Mexico was shaken Monday by what officials described as the strongest aftershock yet from a powerful earthquake that killed at least two people and destroyed thousands of homes late last month.
Officials said there were no immediate reports of serious damage or injuries from the quake, which the U.S. Geological Survey initially reported as a magnitude of 6.3, but later downgraded to a 6.0.
Office towers rocked back and forth for several seconds in the center of Mexico City after the quake at 12:36 p.m. (17:36 GMT) Monday afternoon and workers evacuated their buildings and gathered in the street. The quake was barely perceptible in some other parts of the city.
Mexico's seismological service described it as the strongest of at least 280 aftershocks since the March 20 quake.

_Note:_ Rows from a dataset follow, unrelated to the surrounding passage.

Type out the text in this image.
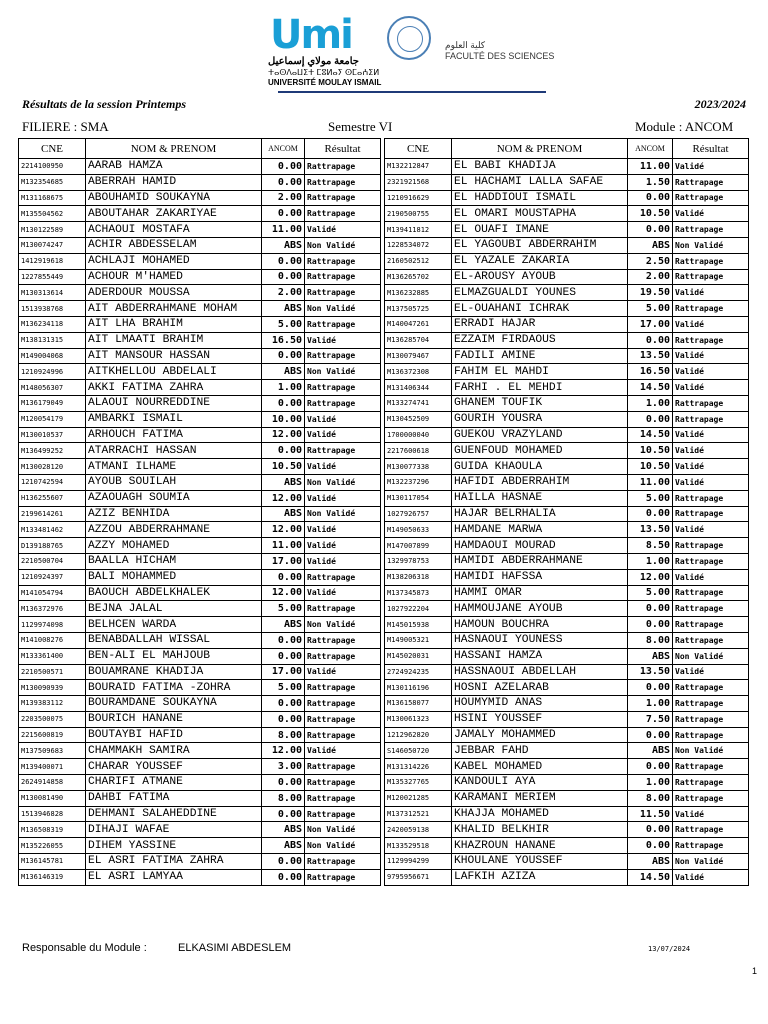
Umi
جامعة مولاي إسماعيل
ⵜⴰⵙⴷⴰⵡⵉⵜ ⵎⵓⵍⴰⵢ ⵙⵎⴰⵄⵉⵍ
UNIVERSITÉ MOULAY ISMAIL
كلية العلوم
FACULTÉ DES SCIENCES
Résultats de la session Printemps	2023/2024
FILIERE : SMA	Semestre VI	Module : ANCOM
CNE	NOM & PRENOM	ANCOM	Résultat
2214100950	AARAB HAMZA	0.00	Rattrapage
M132354685	ABERRAH HAMID	0.00	Rattrapage
M131168675	ABOUHAMID SOUKAYNA	2.00	Rattrapage
M135504562	ABOUTAHAR ZAKARIYAE	0.00	Rattrapage
M130122589	ACHAOUI MOSTAFA	11.00	Validé
M130074247	ACHIR ABDESSELAM	ABS	Non Validé
1412919618	ACHLAJI MOHAMED	0.00	Rattrapage
1227855449	ACHOUR M'HAMED	0.00	Rattrapage
M130313614	ADERDOUR MOUSSA	2.00	Rattrapage
1513938768	AIT ABDERRAHMANE MOHAM	ABS	Non Validé
M136234118	AIT LHA BRAHIM	5.00	Rattrapage
M138131315	AIT LMAATI BRAHIM	16.50	Validé
M149004068	AIT MANSOUR HASSAN	0.00	Rattrapage
1210924996	AITKHELLOU ABDELALI	ABS	Non Validé
M148056307	AKKI FATIMA ZAHRA	1.00	Rattrapage
M136179049	ALAOUI NOURREDDINE	0.00	Rattrapage
M120054179	AMBARKI ISMAIL	10.00	Validé
M130010537	ARHOUCH FATIMA	12.00	Validé
M136499252	ATARRACHI HASSAN	0.00	Rattrapage
M130028120	ATMANI ILHAME	10.50	Validé
1210742594	AYOUB SOUILAH	ABS	Non Validé
H136255607	AZAOUAGH SOUMIA	12.00	Validé
2199614261	AZIZ BENHIDA	ABS	Non Validé
M133481462	AZZOU ABDERRAHMANE	12.00	Validé
D139188765	AZZY MOHAMED	11.00	Validé
2210500704	BAALLA HICHAM	17.00	Validé
1210924397	BALI MOHAMMED	0.00	Rattrapage
M141054794	BAOUCH ABDELKHALEK	12.00	Validé
M136372976	BEJNA JALAL	5.00	Rattrapage
1129974098	BELHCEN WARDA	ABS	Non Validé
M141008276	BENABDALLAH WISSAL	0.00	Rattrapage
M133361400	BEN-ALI EL MAHJOUB	0.00	Rattrapage
2210500571	BOUAMRANE KHADIJA	17.00	Validé
M130090939	BOURAID FATIMA -ZOHRA	5.00	Rattrapage
M139383112	BOURAMDANE SOUKAYNA	0.00	Rattrapage
2203500075	BOURICH HANANE	0.00	Rattrapage
2215600819	BOUTAYBI HAFID	8.00	Rattrapage
M137509683	CHAMMAKH SAMIRA	12.00	Validé
M139400071	CHARAR YOUSSEF	3.00	Rattrapage
2624914858	CHARIFI ATMANE	0.00	Rattrapage
M130081490	DAHBI FATIMA	8.00	Rattrapage
1513946828	DEHMANI SALAHEDDINE	0.00	Rattrapage
M136508319	DIHAJI WAFAE	ABS	Non Validé
M135226055	DIHEM YASSINE	ABS	Non Validé
M136145781	EL ASRI FATIMA ZAHRA	0.00	Rattrapage
M136146319	EL ASRI LAMYAA	0.00	Rattrapage
CNE	NOM & PRENOM	ANCOM	Résultat
M132212847	EL BABI KHADIJA	11.00	Validé
2321921568	EL HACHAMI LALLA SAFAE	1.50	Rattrapage
1210916629	EL HADDIOUI ISMAIL	0.00	Rattrapage
2190500755	EL OMARI MOUSTAPHA	10.50	Validé
M139411812	EL OUAFI IMANE	0.00	Rattrapage
1228534072	EL YAGOUBI ABDERRAHIM	ABS	Non Validé
2160502512	EL YAZALE ZAKARIA	2.50	Rattrapage
M136265702	EL-AROUSY AYOUB	2.00	Rattrapage
M136232885	ELMAZGUALDI YOUNES	19.50	Validé
M137505725	EL-OUAHANI ICHRAK	5.00	Rattrapage
M140047261	ERRADI HAJAR	17.00	Validé
M136285704	EZZAIM FIRDAOUS	0.00	Rattrapage
M130079467	FADILI AMINE	13.50	Validé
M136372308	FAHIM EL MAHDI	16.50	Validé
M131406344	FARHI . EL MEHDI	14.50	Validé
M133274741	GHANEM TOUFIK	1.00	Rattrapage
M130452509	GOURIH YOUSRA	0.00	Rattrapage
1700000040	GUEKOU VRAZYLAND	14.50	Validé
2217600618	GUENFOUD MOHAMED	10.50	Validé
M130077338	GUIDA KHAOULA	10.50	Validé
M132237296	HAFIDI ABDERRAHIM	11.00	Validé
M130117054	HAILLA HASNAE	5.00	Rattrapage
1027926757	HAJAR BELRHALIA	0.00	Rattrapage
M149050633	HAMDANE MARWA	13.50	Validé
M147007899	HAMDAOUI MOURAD	8.50	Rattrapage
1329978753	HAMIDI ABDERRAHMANE	1.00	Rattrapage
M138206318	HAMIDI HAFSSA	12.00	Validé
M137345873	HAMMI OMAR	5.00	Rattrapage
1027922204	HAMMOUJANE AYOUB	0.00	Rattrapage
M145015938	HAMOUN BOUCHRA	0.00	Rattrapage
M149005321	HASNAOUI YOUNESS	8.00	Rattrapage
M145020031	HASSANI HAMZA	ABS	Non Validé
2724924235	HASSNAOUI ABDELLAH	13.50	Validé
M130116196	HOSNI AZELARAB	0.00	Rattrapage
M136158077	HOUMYMID ANAS	1.00	Rattrapage
M130061323	HSINI YOUSSEF	7.50	Rattrapage
1212962820	JAMALY MOHAMMED	0.00	Rattrapage
S146050720	JEBBAR FAHD	ABS	Non Validé
M131314226	KABEL MOHAMED	0.00	Rattrapage
M135327765	KANDOULI AYA	1.00	Rattrapage
M120021285	KARAMANI MERIEM	8.00	Rattrapage
M137312521	KHAJJA MOHAMED	11.50	Validé
2420059138	KHALID BELKHIR	0.00	Rattrapage
M133529518	KHAZROUN HANANE	0.00	Rattrapage
1129994299	KHOULANE YOUSSEF	ABS	Non Validé
9795956671	LAFKIH AZIZA	14.50	Validé
Responsable du Module :	ELKASIMI ABDESLEM	13/07/2024
1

Some were barely noticed, while others shook buildings throughout south and central Mexico.
Mexico City Mayor Marcelo Ebrard said via Twitter that no major damage had been reported by helicopter overflights of the city and public transport and other services were functioning normally.
Interior Secretary Alejandro Poire also said on Twitter that he had received no immediate reports of significant damage.
The U.S. Geological Survey said Monday's aftershock had its epicenter in southern Mexico near the border of Guerrero and Oaxaca states, very close to the center of the strong quake on March 20. Mexico has been shaken by a series of strong aftershocks since that quake, which killed at least two people and damaged about 13,500 homes near its epicenter.
Civil protection officials in both states close to the epicenter said there were no immediate reports of injuries or serious damage.
Last month's quake was among the strongest in Mexico since an 8.1-magnitude temblor killed an estimated 10,000 people in Mexico City in 1985. A magnitude-8.0 quake near Manzanillo on Mexico's central Pacific coast killed 51 people in 1995 and a magnitude-7.5 quake killed at least 20 people in the southern state of Oaxaca in 1999.